3. Didi really sign?
Hamann was won over by Allardyce's offer and penned a pre-contract agreement with the Trotters
Dietmar Hamann was deemed surplus to requirements at Liverpool in the summer of 2006, with Bolton manager Sam Allardyce quickly pouncing in a bid to bring the German to the Reebok.
Hamann was won over by Allardyce's offer and penned a pre-contract agreement with the Trotters, only to change his mind and join Manchester City a mere 24 hours later.
It wasn't all bad news for Bolton, though: the club received £300,000 in compensation from City, which was a tidy sum of money for a day's work.
4. Guardiola sent packing
It was Sergio rather than Pep who earned the wrath of his employers last year, with Barcelona terminating the youngster's contract just a day after it was signed
Hold your horses, Manchester City fans, we don't mean that Guardiola. It was Sergio rather than Pep who earned the wrath of his employers last year, with Barcelona terminating the youngster's contract just a day after it was signed.

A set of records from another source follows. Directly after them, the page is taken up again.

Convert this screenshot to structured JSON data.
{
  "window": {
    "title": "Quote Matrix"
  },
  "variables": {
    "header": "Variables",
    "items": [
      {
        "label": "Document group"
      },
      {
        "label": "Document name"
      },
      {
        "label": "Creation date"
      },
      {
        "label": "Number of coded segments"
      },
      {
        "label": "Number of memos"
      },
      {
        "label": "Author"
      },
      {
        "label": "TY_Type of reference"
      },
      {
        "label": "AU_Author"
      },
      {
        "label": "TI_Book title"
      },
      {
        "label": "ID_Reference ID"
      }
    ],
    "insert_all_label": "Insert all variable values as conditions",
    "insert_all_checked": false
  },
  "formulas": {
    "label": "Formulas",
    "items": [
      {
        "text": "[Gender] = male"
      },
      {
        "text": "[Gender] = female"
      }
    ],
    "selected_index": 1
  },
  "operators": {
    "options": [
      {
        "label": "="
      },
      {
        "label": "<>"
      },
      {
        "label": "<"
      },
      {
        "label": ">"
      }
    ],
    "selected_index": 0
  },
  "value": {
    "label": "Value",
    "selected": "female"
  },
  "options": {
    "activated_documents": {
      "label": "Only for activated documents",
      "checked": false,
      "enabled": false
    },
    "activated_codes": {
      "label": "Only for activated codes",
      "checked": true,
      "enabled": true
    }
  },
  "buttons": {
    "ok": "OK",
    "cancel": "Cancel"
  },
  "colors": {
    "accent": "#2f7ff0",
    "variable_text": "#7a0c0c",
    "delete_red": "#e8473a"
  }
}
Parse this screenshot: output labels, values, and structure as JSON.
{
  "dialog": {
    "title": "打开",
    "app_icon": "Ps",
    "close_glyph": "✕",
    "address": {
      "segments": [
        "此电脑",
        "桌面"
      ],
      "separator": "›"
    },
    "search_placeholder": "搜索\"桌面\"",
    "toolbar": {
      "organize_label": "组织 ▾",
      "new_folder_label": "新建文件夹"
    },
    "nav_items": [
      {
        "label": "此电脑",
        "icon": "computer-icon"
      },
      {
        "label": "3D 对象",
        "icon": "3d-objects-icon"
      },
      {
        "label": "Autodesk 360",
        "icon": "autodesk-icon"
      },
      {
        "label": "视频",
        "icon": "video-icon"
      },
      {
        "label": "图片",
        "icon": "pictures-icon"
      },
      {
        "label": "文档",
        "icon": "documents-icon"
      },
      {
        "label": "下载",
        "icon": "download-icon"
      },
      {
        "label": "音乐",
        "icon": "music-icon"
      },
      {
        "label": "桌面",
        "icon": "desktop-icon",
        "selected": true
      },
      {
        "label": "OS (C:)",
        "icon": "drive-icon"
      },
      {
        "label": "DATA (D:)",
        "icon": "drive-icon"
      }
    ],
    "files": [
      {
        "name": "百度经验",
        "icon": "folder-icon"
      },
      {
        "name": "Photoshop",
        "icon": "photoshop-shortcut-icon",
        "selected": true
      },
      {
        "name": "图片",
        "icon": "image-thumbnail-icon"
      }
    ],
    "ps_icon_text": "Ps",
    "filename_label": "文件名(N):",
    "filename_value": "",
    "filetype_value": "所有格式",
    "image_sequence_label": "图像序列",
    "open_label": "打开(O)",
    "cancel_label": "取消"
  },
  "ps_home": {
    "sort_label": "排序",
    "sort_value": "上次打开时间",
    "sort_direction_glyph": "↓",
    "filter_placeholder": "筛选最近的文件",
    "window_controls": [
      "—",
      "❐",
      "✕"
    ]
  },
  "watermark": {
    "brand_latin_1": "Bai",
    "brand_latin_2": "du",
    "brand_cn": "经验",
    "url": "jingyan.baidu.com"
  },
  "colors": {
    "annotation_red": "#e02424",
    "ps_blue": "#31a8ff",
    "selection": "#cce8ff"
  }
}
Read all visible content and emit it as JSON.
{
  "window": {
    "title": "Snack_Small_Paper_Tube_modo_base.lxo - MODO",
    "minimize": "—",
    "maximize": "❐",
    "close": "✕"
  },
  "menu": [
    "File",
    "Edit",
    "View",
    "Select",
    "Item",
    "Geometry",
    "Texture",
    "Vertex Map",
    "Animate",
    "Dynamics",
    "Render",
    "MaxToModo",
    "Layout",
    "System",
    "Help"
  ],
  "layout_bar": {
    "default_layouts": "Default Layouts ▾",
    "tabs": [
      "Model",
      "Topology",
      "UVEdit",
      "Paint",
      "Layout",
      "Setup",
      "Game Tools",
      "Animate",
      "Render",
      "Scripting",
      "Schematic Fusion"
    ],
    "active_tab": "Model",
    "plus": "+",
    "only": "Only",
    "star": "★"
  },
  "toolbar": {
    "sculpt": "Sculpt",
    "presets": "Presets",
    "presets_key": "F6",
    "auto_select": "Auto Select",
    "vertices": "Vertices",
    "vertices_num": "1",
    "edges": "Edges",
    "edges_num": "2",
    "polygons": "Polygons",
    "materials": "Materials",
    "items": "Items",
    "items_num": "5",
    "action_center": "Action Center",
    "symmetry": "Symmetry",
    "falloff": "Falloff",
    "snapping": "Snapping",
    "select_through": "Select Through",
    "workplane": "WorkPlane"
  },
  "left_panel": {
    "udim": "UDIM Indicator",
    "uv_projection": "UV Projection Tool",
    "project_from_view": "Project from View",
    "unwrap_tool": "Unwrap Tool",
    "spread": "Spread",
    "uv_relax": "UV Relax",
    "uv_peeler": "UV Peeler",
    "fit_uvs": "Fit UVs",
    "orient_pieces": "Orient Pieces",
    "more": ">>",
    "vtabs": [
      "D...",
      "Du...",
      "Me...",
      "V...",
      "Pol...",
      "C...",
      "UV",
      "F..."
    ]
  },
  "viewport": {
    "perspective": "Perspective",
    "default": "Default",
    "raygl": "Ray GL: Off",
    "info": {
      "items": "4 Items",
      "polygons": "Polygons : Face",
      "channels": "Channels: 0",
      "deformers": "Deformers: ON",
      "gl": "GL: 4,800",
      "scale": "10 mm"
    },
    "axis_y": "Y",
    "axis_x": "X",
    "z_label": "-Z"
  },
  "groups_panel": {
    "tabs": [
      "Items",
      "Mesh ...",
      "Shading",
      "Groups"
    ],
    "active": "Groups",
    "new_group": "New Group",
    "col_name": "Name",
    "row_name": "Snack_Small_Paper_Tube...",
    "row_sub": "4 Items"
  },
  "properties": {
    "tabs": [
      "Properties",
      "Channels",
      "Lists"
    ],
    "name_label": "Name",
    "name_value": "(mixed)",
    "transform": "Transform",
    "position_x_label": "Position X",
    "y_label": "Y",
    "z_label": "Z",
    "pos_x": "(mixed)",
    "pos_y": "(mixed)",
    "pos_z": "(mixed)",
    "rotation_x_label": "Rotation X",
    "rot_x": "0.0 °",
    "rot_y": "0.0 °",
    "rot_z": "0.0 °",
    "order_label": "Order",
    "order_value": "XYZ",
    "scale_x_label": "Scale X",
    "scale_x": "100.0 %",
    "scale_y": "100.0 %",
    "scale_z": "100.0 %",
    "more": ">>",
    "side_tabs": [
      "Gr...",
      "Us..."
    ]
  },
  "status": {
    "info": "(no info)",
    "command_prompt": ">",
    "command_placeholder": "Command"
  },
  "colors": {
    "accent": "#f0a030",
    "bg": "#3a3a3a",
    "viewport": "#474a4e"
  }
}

His crime? Making offensive comments about the club on Twitter a few years before. Guardiola denied writing the posts himself and tried to shift the blame onto a friend, but Barca weren't buying it. The Spaniard moved to Granada shortly after and is currently on loan at Adelaide United.
— Front Page Football (@FrontPgFootball) September 22, 2016
5. Five-day all-inclusive in Turkey
Bouazza played only one match for the club before departing five days after signing, the midfielder stating his desire to find a different project elsewhere
Despite enjoying some success during his four years with Watford, Hameur Bouazza proved to be yet another poor Lawrie Sanchez signing at Fulham.
Few tears were therefore shed at Craven Cottage when Sivasspor swooped in for his signature in 2009, but the Turkish sunshine wasn't enough to prevent the Algerian's early exit. Bouazza played only one match for the club before departing five days after signing, the midfielder stating his desire to find a different project elsewhere.
Perhaps he just fancied a bit of sea air: Blackpool was Bouazza's next destination.
6. Take me home
The defender struggled to move on emotionally following his exit from Goodison Park in 1997
It's common for players to retain an affection for the club where they began their career, particularly if they also managed to win a trophy during their formative years, as David Unsworth did at Everton.
The defender struggled to move on emotionally following his exit from Goodison Park in 1997; after a year at West Ham, Unsworth was sold to Aston Villa for £3 million, but a bout of homesickness brought his time in the Midlands to an end just one month later. Everton heeded his call and brought him back to Merseyside, where he remained until 2004.
7. Welcome to Sarajevo
A different language, culture and cuisine can all be difficult for players to adapt to upon moving abroad, but Javier Hervas had a very specific reason for failing to settle in Sarajevo after swapping Brisbane Roar for Zeljeznicar in the summer.
While walking his dog in the capital, the Spaniard and his wife were attacked by a group of stray dogs on the street. Understandably saken by the incident, Javier Hervas decided to call a premature end to his Bosnian adventure despite not having yet played a game, with the club agreeing to terminate his contract.